Si vous avez besoin de tout, Yen wè."
A ce stade, il ne manquait plus à l'anaphore que la phrase qui tue, qui ne viendra pas:
"Si vous avez besoin d'ICC Services, c'est moi…"
Et le prégo de poursuivre:
"Vous avez compris?
Ne vous trompez pas.
Alors, maintenant si je vous demande, vous me dites…
Vous êtes d'accord?
Vous m'avez dit que vous avez besoin d'eau, j'ai enregistré.
D'écoles, de routes, de centres de santé, d'écoles, d'électricité, d'eau, etc.
Dans ce cas, ce que je vous demande: Vous m'envoyez en mission.
Oui ou non?
Donnez-moi les moyens.
Vous m'envoyez les députés qui ne vont pas bloquer les dossiers.
Vous me faites "Cauris KO."
Alors, ça, c'est moi que vous regardez. C'est moi qu'il faut regarder.
Votre Yayi Boni Thomas, qui prie pour vous.
Cauris, naturellement.
Cauris, c'est le bonheur.
Cauris, c'est la paix.
Cauris, c'est la stabilité.
Cauris, c'est la prospérité.
Cauris, c'est l'emploi des jeunes et des femmes.
Cauris, c'est les micro-crédits aux plus pauvres.
Cauris, c'est la gratuité de la césarienne.
Si vous mettez ça de côté, ils vont tout gâter.
Ils vont tout gâter.
Est-ce que vous voulez?
Ils vont tout détruire.
Vous m'avez bien entendu?
Je vous préviens.
Vous me prenez ma liste, le jour où vous allez voter, c'est moi que vous allez regarder.
Point.
Point, point.
Je suis là depuis 2006, depuis 2006, avec vous.
Gbédé [Jamais, NDLR].
Je ne vais jamais vous trahir.
Jamais dans ma vie.
Le Bénin sera rebâti comme Jérusalem, dans un esprit de paix.

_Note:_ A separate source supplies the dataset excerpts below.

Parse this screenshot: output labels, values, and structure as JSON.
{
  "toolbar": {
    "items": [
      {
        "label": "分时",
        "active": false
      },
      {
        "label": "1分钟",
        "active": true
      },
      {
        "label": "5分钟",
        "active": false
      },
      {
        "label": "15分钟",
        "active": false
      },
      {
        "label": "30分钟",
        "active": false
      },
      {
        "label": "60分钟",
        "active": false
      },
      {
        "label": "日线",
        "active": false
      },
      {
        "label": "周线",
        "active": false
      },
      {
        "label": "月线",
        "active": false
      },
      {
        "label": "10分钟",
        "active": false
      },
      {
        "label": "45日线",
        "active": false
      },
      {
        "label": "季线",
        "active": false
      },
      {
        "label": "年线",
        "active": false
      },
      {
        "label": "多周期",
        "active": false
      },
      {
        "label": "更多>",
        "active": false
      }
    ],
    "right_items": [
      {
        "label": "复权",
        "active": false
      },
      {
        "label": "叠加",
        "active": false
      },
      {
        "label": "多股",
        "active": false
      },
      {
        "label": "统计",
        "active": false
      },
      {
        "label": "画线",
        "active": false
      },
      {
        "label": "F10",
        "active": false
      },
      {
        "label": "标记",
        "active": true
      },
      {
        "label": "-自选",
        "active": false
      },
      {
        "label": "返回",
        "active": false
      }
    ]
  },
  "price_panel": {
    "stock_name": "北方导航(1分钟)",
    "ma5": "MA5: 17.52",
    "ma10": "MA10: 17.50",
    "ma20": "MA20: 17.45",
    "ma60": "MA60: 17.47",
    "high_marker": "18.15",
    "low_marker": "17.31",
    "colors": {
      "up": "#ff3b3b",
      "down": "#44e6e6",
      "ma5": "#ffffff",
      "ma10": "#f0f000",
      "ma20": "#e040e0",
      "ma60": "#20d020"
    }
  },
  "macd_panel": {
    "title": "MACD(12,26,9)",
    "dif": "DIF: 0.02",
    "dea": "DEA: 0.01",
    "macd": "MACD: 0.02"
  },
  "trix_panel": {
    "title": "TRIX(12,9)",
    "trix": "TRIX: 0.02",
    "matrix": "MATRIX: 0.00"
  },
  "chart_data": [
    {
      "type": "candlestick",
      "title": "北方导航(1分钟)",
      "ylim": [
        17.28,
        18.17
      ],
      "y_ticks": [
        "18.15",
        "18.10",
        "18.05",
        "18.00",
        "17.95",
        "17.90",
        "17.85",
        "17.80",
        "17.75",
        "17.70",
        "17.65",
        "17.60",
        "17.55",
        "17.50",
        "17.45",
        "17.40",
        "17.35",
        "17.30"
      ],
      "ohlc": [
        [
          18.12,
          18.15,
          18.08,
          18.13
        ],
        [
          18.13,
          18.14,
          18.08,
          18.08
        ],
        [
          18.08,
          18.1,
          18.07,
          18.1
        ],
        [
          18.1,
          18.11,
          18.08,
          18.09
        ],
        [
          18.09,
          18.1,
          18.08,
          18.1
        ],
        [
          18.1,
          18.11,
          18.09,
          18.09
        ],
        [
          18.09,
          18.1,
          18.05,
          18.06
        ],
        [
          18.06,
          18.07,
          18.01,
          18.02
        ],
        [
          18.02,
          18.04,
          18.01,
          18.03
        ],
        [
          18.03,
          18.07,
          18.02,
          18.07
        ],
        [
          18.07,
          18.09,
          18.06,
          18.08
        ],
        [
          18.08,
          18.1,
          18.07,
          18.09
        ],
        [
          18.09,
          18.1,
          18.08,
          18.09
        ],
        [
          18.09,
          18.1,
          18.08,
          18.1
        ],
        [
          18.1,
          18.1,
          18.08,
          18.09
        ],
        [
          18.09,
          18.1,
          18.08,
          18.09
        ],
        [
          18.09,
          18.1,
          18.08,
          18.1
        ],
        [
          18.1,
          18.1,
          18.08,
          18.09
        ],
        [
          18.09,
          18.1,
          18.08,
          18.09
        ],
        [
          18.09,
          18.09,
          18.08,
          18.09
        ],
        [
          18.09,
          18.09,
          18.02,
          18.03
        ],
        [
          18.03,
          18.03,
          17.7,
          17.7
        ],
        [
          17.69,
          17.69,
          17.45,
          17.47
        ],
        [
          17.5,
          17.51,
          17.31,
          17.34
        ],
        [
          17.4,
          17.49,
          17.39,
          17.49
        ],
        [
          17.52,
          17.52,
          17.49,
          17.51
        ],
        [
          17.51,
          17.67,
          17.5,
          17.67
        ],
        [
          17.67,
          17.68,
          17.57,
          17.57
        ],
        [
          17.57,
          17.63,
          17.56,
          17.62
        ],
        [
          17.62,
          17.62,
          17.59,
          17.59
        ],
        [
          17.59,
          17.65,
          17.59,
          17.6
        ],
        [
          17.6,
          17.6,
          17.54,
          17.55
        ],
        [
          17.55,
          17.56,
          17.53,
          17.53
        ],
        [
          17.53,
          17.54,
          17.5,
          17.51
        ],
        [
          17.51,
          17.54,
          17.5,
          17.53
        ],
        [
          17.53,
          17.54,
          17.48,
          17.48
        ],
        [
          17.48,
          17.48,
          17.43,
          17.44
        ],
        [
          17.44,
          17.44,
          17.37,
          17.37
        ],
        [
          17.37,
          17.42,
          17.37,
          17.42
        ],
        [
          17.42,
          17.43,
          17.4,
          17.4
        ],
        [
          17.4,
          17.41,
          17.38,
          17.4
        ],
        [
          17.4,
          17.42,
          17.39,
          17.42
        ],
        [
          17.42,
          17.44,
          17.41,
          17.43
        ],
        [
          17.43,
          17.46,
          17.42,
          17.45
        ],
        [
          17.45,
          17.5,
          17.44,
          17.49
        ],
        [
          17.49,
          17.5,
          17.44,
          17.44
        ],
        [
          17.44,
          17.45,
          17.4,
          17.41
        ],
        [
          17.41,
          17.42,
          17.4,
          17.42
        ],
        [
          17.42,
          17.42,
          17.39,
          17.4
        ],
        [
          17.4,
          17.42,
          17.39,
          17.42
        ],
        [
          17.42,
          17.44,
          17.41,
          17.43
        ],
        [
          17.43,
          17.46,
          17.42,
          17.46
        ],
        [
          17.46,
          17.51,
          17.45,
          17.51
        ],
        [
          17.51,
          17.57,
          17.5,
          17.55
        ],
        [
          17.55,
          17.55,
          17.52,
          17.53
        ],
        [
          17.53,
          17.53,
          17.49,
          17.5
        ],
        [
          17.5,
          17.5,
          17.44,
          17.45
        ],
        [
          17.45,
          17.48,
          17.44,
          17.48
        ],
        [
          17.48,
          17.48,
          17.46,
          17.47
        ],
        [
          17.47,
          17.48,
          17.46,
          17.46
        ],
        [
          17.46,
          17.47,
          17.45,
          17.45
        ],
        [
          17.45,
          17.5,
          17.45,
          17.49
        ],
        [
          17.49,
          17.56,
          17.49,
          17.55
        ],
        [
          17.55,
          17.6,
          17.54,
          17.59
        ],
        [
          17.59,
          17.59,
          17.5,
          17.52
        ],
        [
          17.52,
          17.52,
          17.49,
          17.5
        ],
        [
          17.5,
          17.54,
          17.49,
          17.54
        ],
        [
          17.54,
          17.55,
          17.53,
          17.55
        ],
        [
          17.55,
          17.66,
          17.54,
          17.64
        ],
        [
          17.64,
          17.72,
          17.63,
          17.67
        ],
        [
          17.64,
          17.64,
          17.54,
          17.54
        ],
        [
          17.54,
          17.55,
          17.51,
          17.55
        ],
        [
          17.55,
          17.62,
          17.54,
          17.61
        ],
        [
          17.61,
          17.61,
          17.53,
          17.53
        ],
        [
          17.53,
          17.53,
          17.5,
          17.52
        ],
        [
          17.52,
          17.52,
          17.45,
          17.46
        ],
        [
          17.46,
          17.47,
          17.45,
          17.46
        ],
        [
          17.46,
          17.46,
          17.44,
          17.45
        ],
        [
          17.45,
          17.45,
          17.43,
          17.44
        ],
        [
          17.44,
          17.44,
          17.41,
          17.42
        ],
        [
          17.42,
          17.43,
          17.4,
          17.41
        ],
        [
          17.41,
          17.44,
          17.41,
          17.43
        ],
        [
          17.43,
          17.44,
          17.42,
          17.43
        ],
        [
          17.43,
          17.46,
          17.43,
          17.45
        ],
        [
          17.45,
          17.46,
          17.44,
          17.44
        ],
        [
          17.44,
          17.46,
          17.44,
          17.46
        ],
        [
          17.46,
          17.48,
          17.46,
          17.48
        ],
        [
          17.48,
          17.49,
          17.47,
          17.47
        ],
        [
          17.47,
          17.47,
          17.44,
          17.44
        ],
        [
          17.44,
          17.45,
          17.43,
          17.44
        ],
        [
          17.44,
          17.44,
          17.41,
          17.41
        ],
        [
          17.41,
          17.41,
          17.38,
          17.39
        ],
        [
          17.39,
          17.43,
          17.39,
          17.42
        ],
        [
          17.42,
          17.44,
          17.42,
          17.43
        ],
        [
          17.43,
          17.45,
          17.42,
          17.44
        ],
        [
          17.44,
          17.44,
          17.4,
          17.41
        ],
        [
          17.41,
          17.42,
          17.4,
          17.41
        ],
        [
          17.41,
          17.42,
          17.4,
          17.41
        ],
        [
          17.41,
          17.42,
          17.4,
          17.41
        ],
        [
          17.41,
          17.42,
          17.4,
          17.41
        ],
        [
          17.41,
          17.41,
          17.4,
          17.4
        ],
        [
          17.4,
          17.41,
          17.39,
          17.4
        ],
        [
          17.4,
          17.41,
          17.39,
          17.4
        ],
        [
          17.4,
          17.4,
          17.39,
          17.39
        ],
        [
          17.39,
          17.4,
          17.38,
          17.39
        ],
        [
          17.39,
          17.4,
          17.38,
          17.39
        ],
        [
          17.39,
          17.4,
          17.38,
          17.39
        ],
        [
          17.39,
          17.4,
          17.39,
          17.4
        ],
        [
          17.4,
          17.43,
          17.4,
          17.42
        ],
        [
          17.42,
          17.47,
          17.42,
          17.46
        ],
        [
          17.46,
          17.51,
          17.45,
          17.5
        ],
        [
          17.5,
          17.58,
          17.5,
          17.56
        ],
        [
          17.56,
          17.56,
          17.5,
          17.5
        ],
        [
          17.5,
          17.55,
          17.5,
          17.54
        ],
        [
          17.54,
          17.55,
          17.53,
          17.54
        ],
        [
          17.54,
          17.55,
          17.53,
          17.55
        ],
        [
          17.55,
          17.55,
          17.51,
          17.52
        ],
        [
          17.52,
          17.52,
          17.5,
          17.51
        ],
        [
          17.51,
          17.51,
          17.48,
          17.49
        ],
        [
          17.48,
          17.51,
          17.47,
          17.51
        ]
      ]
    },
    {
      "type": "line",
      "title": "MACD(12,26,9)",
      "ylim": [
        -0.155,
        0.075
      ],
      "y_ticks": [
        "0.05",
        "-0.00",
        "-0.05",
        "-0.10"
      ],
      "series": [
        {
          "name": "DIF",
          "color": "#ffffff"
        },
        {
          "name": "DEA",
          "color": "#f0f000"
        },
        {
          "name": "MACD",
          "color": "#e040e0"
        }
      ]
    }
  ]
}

Nous ne voulons pas la guerre.
C'est pourquoi ceux qui, aujourd'hui, passent pour m'insulter auprès de vous, je vous supplie, je vous supplie.
Mangez bien.
Mais vous savez, le président est une institution.
C'est pourquoi notre démocratie doit être rectifiée, ce n'est pas le désordre.
Ce n'est pas l'anarchie, ce ne sont pas des injures."
"Petit bandit"
Yayi Boni, ne se sentant plus, se lâche alors:
"C'est pourquoi ce petit bandit de Joncquet [Un quartier de Cotonou réputé pour ses activités plus ou moins illicites, NDLR] qui m'injurie, un voyou, un… Si vous envoyez ces gens-là au parlement, ça c'est vous qui serez responsables. Est-ce que vous avez compris?
Une institution comme le président de la République doit être respectée, parce que je détiens tous les moyens pour écraser celui qui est devant moi.
Je ne le ferai jamais. Je ne peux pas tuer une mouche et je ne réponds pas à cause de vous.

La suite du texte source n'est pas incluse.